Aufgestellt wurde die Präzisionsantenne am Murchison Radio-Astronomy Observatory in der Wüste Westaustraliens. Der Standort wird kaum von irdischen Störsendern beeinträchtigt.

Trotzdem war es eine große technische Herausforderung, "da Störquellen tausendmal stärker sind als das Signal", so Peter Kurczynski von der amerikanischen National Science Foundation, die den Bau des empfindlichen Empfängers mitfinanziert hatte. Es sei ähnlich schwierig wie den Flügelschlag eines Kolibris in einem Hurrikan zu hören, so Kurczynski.

Die Silhouette des Wasserstoffs

Einerseits bestätigen die Resultate die theoretischen Erwartungen, wann die Ur-Sterne einst entstanden. "Damals passierte es, dass der Wasserstoff durch einen Teil der Strahlung der ersten Sterne sichtbar wurde", so Alan Rogers vom Massachusetts Institute of Technology, der ebenfalls an der Studie beteiligt war.

Das Wasserstoffgas im Raum zwischen den Sternen wurde durch deren UV-Strahlung so angeregt, dass es die kosmische Hintergrundstrahlung teilweise absorbieren konnte. Auch damals schon durchdrang diese allgegenwärtige Strahlung als "Echo des Urknalls" das Weltall.

Kosmische Hintergrundstrahlung
REUTERS/ NASA

Kosmische Hintergrundstrahlung

Rogers: "Bei bestimmten Radiofrequenzen wird der Wasserstoff deshalb quasi als Silhouette sichtbar." Die verräterische Lücke im Spektrum liegt bei einer Frequenz von 78 Megahertz. Radiowellen in diesem Bereich wurden vom angeregten Wasserstoff verschluckt.

Andererseits ergaben die Messungen, dass das Gas im frühen Kosmos wohl viel kälter war als erwartet. Das bedeutet, dass entweder die bisherige Theorie über diese Zeit unvollständig ist, oder dass sich hier ganz neue Physik offenbart: Wenn nämlich das Wasserstoffgas mit Dunkler Materie nicht nur durch die gegenseitige Schwerkraft wechselwirkte, so könnte damals die "normale" Materie Energie an die Dunkle Materie verloren haben - eine bislang unberücksichtigte Kühlung.

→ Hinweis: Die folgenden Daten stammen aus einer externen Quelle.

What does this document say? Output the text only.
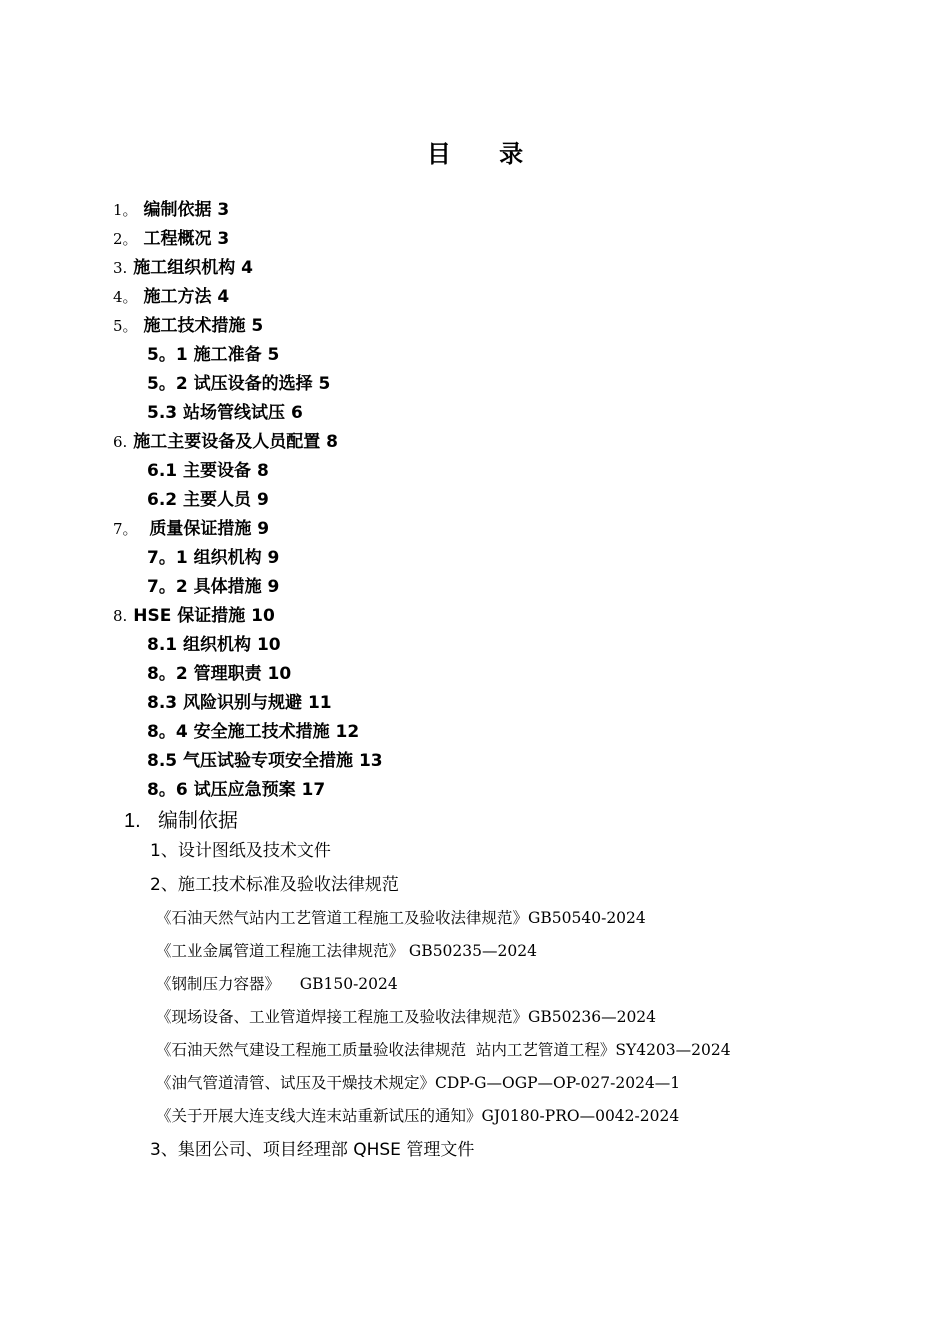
目 录
1。 编制依据 3
2。 工程概况 3
3. 施工组织机构 4
4。 施工方法 4
5。 施工技术措施 5
5。1 施工准备 5
5。2 试压设备的选择 5
5.3 站场管线试压 6
6. 施工主要设备及人员配置 8
6.1 主要设备 8
6.2 主要人员 9
7。  质量保证措施 9
7。1 组织机构 9
7。2 具体措施 9
8. HSE 保证措施 10
8.1 组织机构 10
8。2 管理职责 10
8.3 风险识别与规避 11
8。4 安全施工技术措施 12
8.5 气压试验专项安全措施 13
8。6 试压应急预案 17
1. 编制依据
1、设计图纸及技术文件
2、施工技术标准及验收法律规范
《石油天然气站内工艺管道工程施工及验收法律规范》GB50540-2024
《工业金属管道工程施工法律规范》 GB50235—2024
《钢制压力容器》    GB150-2024
《现场设备、工业管道焊接工程施工及验收法律规范》GB50236—2024
《石油天然气建设工程施工质量验收法律规范  站内工艺管道工程》SY4203—2024
《油气管道清管、试压及干燥技术规定》CDP-G—OGP—OP-027-2024—1
《关于开展大连支线大连末站重新试压的通知》GJ0180-PRO—0042-2024
3、集团公司、项目经理部 QHSE 管理文件
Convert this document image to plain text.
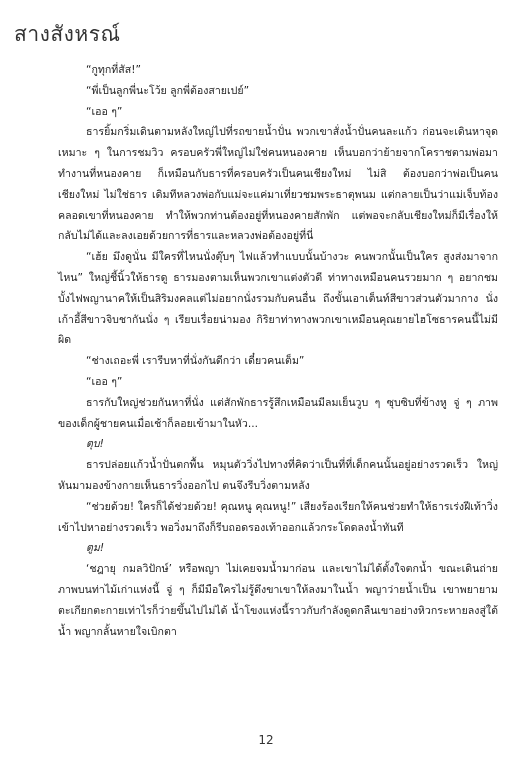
สางสังหรณ์

“กูทุกที่สัส!”

“พี่เป็นลูกพี่นะโว้ย ลูกพี่ต้องสายเปย์”

“เออ ๆ”

ธารยิ้มกริ่มเดินตามหลังใหญ่ไปที่รถขายน้ำปั่น พวกเขาสั่งน้ำปั่นคนละแก้ว ก่อนจะเดินหาจุดเหมาะ ๆ ในการชมวิว ครอบครัวพี่ใหญ่ไม่ใช่คนหนองคาย เห็นบอกว่าย้ายจากโคราชตามพ่อมาทำงานที่หนองคาย ก็เหมือนกับธารที่ครอบครัวเป็นคนเชียงใหม่ ไม่สิ ต้องบอกว่าพ่อเป็นคนเชียงใหม่ ไม่ใช่ธาร เดิมทีหลวงพ่อกับแม่จะแค่มาเที่ยวชมพระธาตุพนม แต่กลายเป็นว่าแม่เจ็บท้องคลอดเขาที่หนองคาย ทำให้พวกท่านต้องอยู่ที่หนองคายสักพัก แต่พอจะกลับเชียงใหม่ก็มีเรื่องให้กลับไม่ได้และลงเอยด้วยการที่ธารและหลวงพ่อต้องอยู่ที่นี่

“เฮ้ย มึงดูนั่น มีใครที่ไหนนั่งตุ๊บๆ ไฟแล้วทำแบบนั้นบ้างวะ คนพวกนั้นเป็นใคร สูงส่งมาจากไหน” ใหญ่ชี้นิ้วให้ธารดู ธารมองตามเห็นพวกเขาแต่งตัวดี ท่าทางเหมือนคนรวยมาก ๆ อยากชมบั้งไฟพญานาคให้เป็นสิริมงคลแต่ไม่อยากนั่งรวมกับคนอื่น ถึงขั้นเอาเต็นท์สีขาวส่วนตัวมากาง นั่งเก้าอี้สีขาวจิบชากันนั่ง ๆ เรียบเรื่อยน่ามอง กิริยาท่าทางพวกเขาเหมือนคุณยายไฮโซธารคนนี้ไม่มีผิด

“ช่างเถอะพี่ เรารีบหาที่นั่งกันดีกว่า เดี๋ยวคนเต็ม”

“เออ ๆ”

ธารกับใหญ่ช่วยกันหาที่นั่ง แต่สักพักธารรู้สึกเหมือนมีลมเย็นวูบ ๆ ซุบซิบที่ข้างหู จู่ ๆ ภาพของเด็กผู้ชายคนเมื่อเช้าก็ลอยเข้ามาในหัว...

ตุบ!

ธารปล่อยแก้วน้ำปั่นตกพื้น หมุนตัววิ่งไปทางที่คิดว่าเป็นที่ที่เด็กคนนั้นอยู่อย่างรวดเร็ว ใหญ่หันมามองข้างกายเห็นธารวิ่งออกไป ตนจึงรีบวิ่งตามหลัง

“ช่วยด้วย! ใครก็ได้ช่วยด้วย! คุณหนู คุณหนู!” เสียงร้องเรียกให้คนช่วยทำให้ธารเร่งฝีเท้าวิ่งเข้าไปหาอย่างรวดเร็ว พอวิ่งมาถึงก็รีบถอดรองเท้าออกแล้วกระโดดลงน้ำทันที

ตูม!

‘ชฎายุ กมลวิปักษ์’ หรือพญา ไม่เคยจมน้ำมาก่อน และเขาไม่ได้ตั้งใจตกน้ำ ขณะเดินถ่ายภาพบนท่าไม้เก่าแห่งนี้ จู่ ๆ ก็มีมือใครไม่รู้ดึงขาเขาให้ลงมาในน้ำ พญาว่ายน้ำเป็น เขาพยายามตะเกียกตะกายเท่าไรก็ว่ายขึ้นไปไม่ได้ น้ำโขงแห่งนี้ราวกับกำลังดูดกลืนเขาอย่างหิวกระหายลงสู่ใต้น้ำ พญากลั้นหายใจเบิกตา

12
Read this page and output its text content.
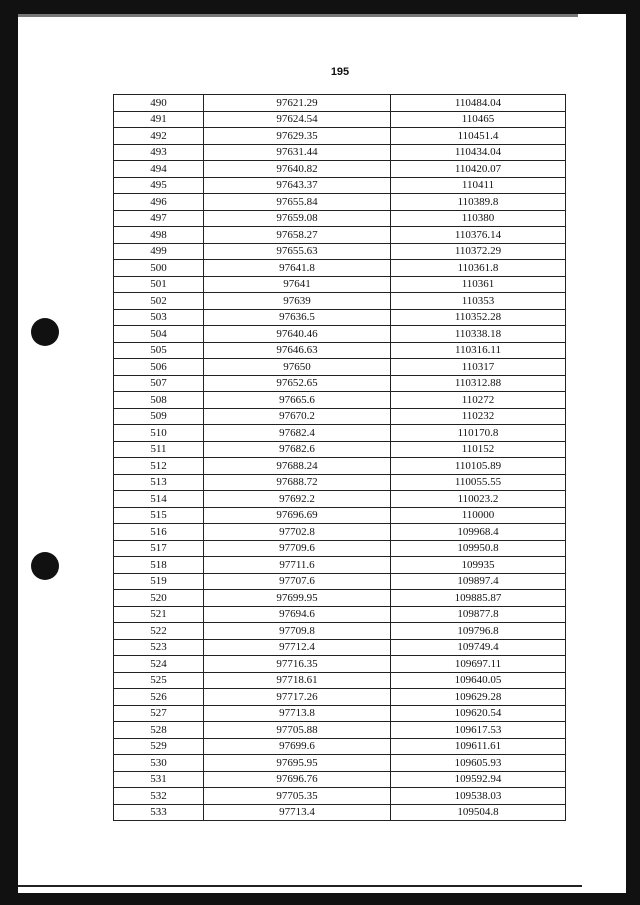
195
490	97621.29	110484.04
491	97624.54	110465
492	97629.35	110451.4
493	97631.44	110434.04
494	97640.82	110420.07
495	97643.37	110411
496	97655.84	110389.8
497	97659.08	110380
498	97658.27	110376.14
499	97655.63	110372.29
500	97641.8	110361.8
501	97641	110361
502	97639	110353
503	97636.5	110352.28
504	97640.46	110338.18
505	97646.63	110316.11
506	97650	110317
507	97652.65	110312.88
508	97665.6	110272
509	97670.2	110232
510	97682.4	110170.8
511	97682.6	110152
512	97688.24	110105.89
513	97688.72	110055.55
514	97692.2	110023.2
515	97696.69	110000
516	97702.8	109968.4
517	97709.6	109950.8
518	97711.6	109935
519	97707.6	109897.4
520	97699.95	109885.87
521	97694.6	109877.8
522	97709.8	109796.8
523	97712.4	109749.4
524	97716.35	109697.11
525	97718.61	109640.05
526	97717.26	109629.28
527	97713.8	109620.54
528	97705.88	109617.53
529	97699.6	109611.61
530	97695.95	109605.93
531	97696.76	109592.94
532	97705.35	109538.03
533	97713.4	109504.8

Dieses Konzept, das über die bisherigen Vorstellungen von der Dunklen Materie hinaus reicht, schlägt Rennan Barkana von der Universität in Tel Aviv in einer eigenen Studie in derselben "Nature"-Ausgabe vor.

Bowman dazu: "Wenn sich die Idee bestätigt, haben wir etwas elementar Neues über die mysteriöse Dunkle Materie gelernt, die 85 Prozent der Materie im Universum ausmacht." Zunächst müssten allerdings die Daten weiter erhärtet werden, Bowman fordert andere Forschergruppen zur Überprüfung seiner Messungen auf.

Lincoln Greenhill sieht mit der neuen Studie bereits "einen Meilenstein" erreicht. Der Astronom von der Harvard University schreibt in der Ausgabe, die Autoren hätten ein neues Forschungsfeld eröffnet. Größere Antennenanlagen würden künftig in der Lage sein, Informationen über die dreidimensionale Struktur des Baby-Kosmos zu enthüllen.

Zusammengefasst: Mit einem Präzisionsdetektor haben Astronomen eine Lücke im Spektrum der kosmischen Hintergrundstrahlung entdeckt. Diese soll 180 Millionen Jahre nach dem Urknall entstanden sein, als Wasserstoff einen Teil der Strahlung verschluckte. Die Messung gilt als frühestes Signal der ersten Sterne - und verrät neue Details zur Wirkung der Dunklen Materie.